Shoreditch Outdoor Show
Shoreditch Outdoor Show
Shoreditch Outdoor Show. Taken from the Val Williams Archive.
Written by
Alex Brent
Published date
07 March 2019

The archive of Val Williams, Professor of the History and Culture of Photography at London College of Communication, is to find a new home at The Martin Parr Foundation in Bristol.

Val Williams, founding editor of the Journal of Photography and Culture -– and described by Parr as “one of the most esteemed British photography curators” – has achieved further recognition for her work, with her archive’s transfer to the Martin Parr Foundation.

Preserved by Williams over the last 40 years, and including important sets of magazines, including Picture Post, i-D, and The Face; the archive represents a unique record of one of the most important periods in British photographic history.

Shoreditch Outdoor Show
Shoreditch Outdoor Show. Taken from the Val Williams Archive.

The archive consists of papers, letters, audiotapes, video, manuscripts, published material, invitations, posters, press cuttings and research materials documenting the work of one of the UK’s most important curators and writers on photography.

“Val is one of the most esteemed British photography curators, with a long and illustrious career.” says Martin Parr. “Almost 200 boxes of archived material have been transferred to the Martin Parr Foundation, which opened in 2018, and which includes extensive holdings of books and photographic works of British photography. The archive will be accessible to researchers later in 2019.”
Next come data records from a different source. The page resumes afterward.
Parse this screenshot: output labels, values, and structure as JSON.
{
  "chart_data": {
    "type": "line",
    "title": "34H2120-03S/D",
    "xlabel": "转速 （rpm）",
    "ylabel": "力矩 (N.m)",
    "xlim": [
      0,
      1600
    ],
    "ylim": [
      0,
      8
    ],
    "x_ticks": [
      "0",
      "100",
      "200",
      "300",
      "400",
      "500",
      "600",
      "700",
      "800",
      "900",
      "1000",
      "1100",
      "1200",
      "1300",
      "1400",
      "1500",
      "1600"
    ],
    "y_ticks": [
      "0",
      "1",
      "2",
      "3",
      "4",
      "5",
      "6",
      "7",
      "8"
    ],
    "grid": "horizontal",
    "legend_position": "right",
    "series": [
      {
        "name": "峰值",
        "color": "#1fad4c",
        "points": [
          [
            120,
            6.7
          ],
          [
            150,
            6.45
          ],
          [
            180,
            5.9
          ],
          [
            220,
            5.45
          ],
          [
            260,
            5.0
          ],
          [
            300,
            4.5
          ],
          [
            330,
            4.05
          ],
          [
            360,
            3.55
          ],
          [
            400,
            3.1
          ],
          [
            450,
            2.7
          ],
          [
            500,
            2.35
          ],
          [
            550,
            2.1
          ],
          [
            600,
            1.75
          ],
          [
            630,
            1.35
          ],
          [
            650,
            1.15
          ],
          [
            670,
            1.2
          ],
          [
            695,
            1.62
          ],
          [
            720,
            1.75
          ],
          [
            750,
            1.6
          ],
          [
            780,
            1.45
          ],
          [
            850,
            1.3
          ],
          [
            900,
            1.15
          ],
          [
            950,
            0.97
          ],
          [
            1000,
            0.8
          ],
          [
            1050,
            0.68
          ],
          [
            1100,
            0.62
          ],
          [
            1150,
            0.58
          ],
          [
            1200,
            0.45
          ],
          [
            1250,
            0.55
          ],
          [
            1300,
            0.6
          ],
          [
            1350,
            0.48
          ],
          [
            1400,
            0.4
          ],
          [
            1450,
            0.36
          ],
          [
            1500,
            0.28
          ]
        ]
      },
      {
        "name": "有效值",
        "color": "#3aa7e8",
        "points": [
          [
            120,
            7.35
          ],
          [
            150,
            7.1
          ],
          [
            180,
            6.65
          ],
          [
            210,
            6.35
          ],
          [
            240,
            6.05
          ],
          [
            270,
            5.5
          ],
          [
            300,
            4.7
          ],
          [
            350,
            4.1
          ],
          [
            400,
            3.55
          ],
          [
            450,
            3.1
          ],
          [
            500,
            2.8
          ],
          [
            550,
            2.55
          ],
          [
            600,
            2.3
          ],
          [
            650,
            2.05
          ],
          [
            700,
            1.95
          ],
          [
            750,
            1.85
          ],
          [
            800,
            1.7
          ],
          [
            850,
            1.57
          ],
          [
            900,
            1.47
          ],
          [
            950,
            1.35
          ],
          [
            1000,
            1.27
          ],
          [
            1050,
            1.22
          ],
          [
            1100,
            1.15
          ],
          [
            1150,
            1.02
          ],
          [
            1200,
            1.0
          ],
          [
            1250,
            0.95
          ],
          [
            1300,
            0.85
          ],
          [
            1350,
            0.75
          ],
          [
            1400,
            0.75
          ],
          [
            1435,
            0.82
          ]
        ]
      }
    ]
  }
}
The material spans Williams’ entire career from the early years of Impressions Gallery, through to more recent exhibition projects and books including The Other Observers (1986), Who's Looking at the Family (1994), How We Are (2007) and a full archive of Val's writing about photography in publications such as Creative Camera, the New Statesman, The Guardian, The Independent and many other publications.

“I am delighted that my archive will now be part of the Martin Parr Foundation,"” Val William says, “and that it will form a new resource for the study and interpretation of photography and cultural networks from the early 1970s.
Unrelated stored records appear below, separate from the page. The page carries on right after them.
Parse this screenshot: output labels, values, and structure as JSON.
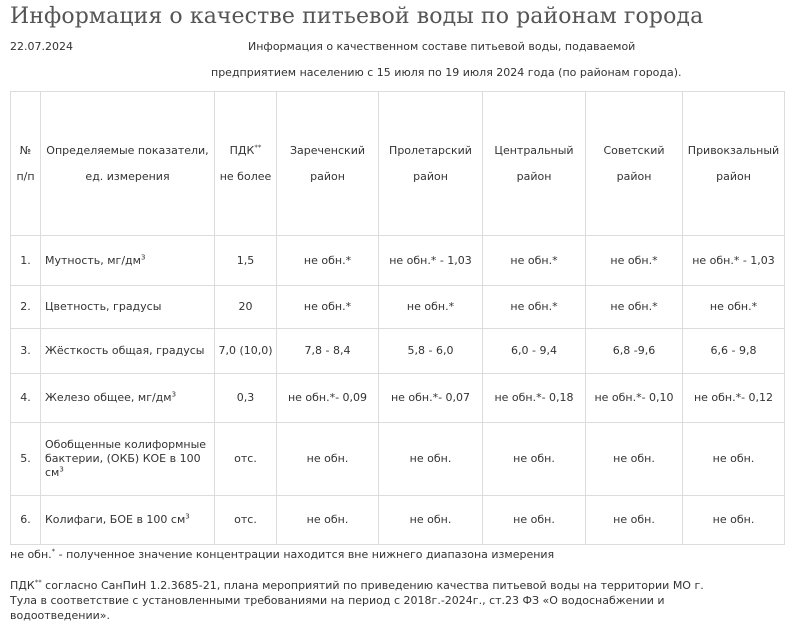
{
  "page": {
    "title": "Информация о качестве питьевой воды по районам города",
    "date": "22.07.2024",
    "intro_line1": "Информация о качественном составе питьевой воды, подаваемой",
    "intro_line2": "предприятием населению с 15 июля по 19 июля 2024 года (по районам города)."
  },
  "table": {
    "header": {
      "num_line1": "№",
      "num_line2": "п/п",
      "param_line1": "Определяемые показатели,",
      "param_line2": "ед. измерения",
      "pdk_label": "ПДК",
      "pdk_sup": "**",
      "pdk_line2": "не более",
      "districts": [
        {
          "line1": "Зареченский",
          "line2": "район"
        },
        {
          "line1": "Пролетарский",
          "line2": "район"
        },
        {
          "line1": "Центральный",
          "line2": "район"
        },
        {
          "line1": "Советский",
          "line2": "район"
        },
        {
          "line1": "Привокзальный",
          "line2": "район"
        }
      ]
    },
    "rows": [
      {
        "num": "1.",
        "param": "Мутность,  мг/дм",
        "param_sup": "3",
        "pdk": "1,5",
        "values": [
          "не обн.*",
          "не обн.* - 1,03",
          "не обн.*",
          "не обн.*",
          "не обн.* - 1,03"
        ]
      },
      {
        "num": "2.",
        "param": "Цветность, градусы",
        "pdk": "20",
        "values": [
          "не обн.*",
          "не обн.*",
          "не обн.*",
          "не обн.*",
          "не обн.*"
        ]
      },
      {
        "num": "3.",
        "param": "Жёсткость общая,  градусы",
        "pdk": "7,0 (10,0)",
        "values": [
          "7,8 - 8,4",
          "5,8 - 6,0",
          "6,0 - 9,4",
          "6,8 -9,6",
          "6,6 - 9,8"
        ]
      },
      {
        "num": "4.",
        "param": "Железо общее, мг/дм",
        "param_sup": "3",
        "pdk": "0,3",
        "values": [
          "не обн.*- 0,09",
          "не обн.*- 0,07",
          "не обн.*- 0,18",
          "не обн.*- 0,10",
          "не обн.*- 0,12"
        ]
      },
      {
        "num": "5.",
        "param_line1": "Обобщенные колиформные",
        "param_line2": "бактерии, (ОКБ) КОЕ в 100",
        "param_line3": "см",
        "param_sup": "3",
        "pdk": "отс.",
        "values": [
          "не обн.",
          "не обн.",
          "не обн.",
          "не обн.",
          "не обн."
        ]
      },
      {
        "num": "6.",
        "param": "Колифаги, БОЕ в 100 см",
        "param_sup": "3",
        "pdk": "отс.",
        "values": [
          "не обн.",
          "не обн.",
          "не обн.",
          "не обн.",
          "не обн."
        ]
      }
    ]
  },
  "footnotes": {
    "note1_start": "не обн.",
    "note1_sup": "*",
    "note1_rest": " - полученное значение концентрации находится вне нижнего диапазона измерения",
    "note2_start": "ПДК",
    "note2_sup": "**",
    "note2_rest": " согласно СанПиН 1.2.3685-21, плана мероприятий по приведению качества питьевой воды на территории МО г. Тула в соответствие с установленными требованиями на период с 2018г.-2024г., ст.23 ФЗ «О водоснабжении и водоотведении»."
  }
}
Photos from the Val Williams Archive.
Selection of photographs taken from the Val Williams Archive.

“The Foundation is preserving and disseminating the history and heritage of British Photography as well as supporting contemporary photographers. I have worked with Martin Parr throughout my career, and am very impressed by the energy and enthusiasm of Martin and the team at the MPF.”

Highlights of the archive include a collection of letters from Martin Parr, many written while he was working and living in Ireland at the end of the 1970s, the handmade dummy book for Daniel Meadows’ National Portraits, and the original manuscript for The Other Observers: Women’s Photography in Britain, published by Virago in 1986.
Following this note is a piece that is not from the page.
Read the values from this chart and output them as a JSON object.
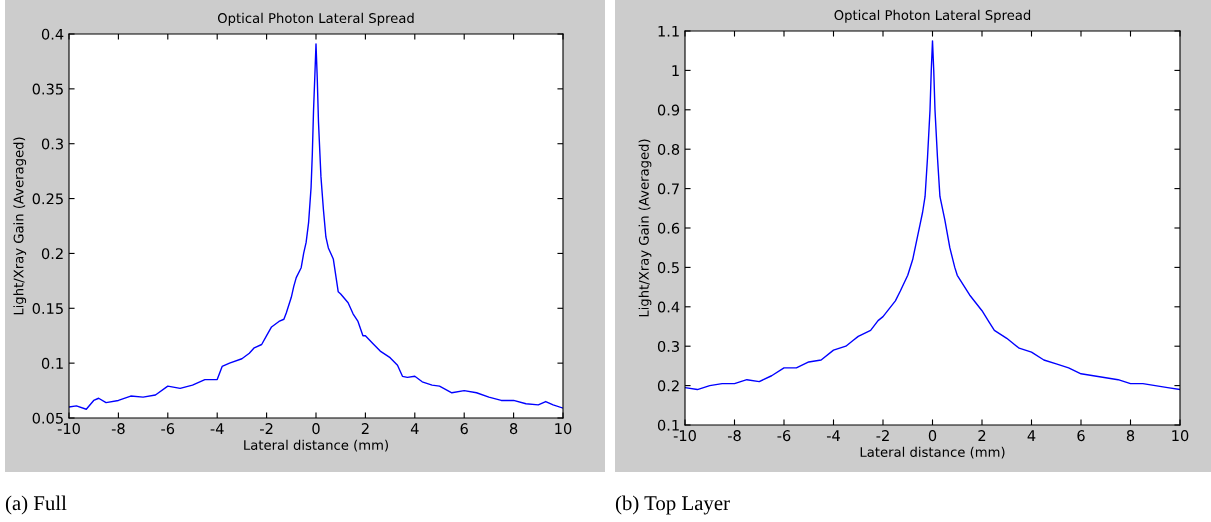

The archive also includes the exhibition files made by Val Williams and Susan Bright for How We Are at Tate Britain (2007) and the vintage projection slides for Plastic Metropolis, the outdoor projection for the 1998 Shoreditch Biennale, featuring the work of Derek Ridgers, Hannah Starkey, Nick Knight and many others. The archive was also explored in the recent film Storage, made by Wendy Short, Belinda May and Hannah Blackmore, to coincide with Val Williams’ Professorial Platform in 2011.

Words by Maha Khan, BA (Hons) Journalism.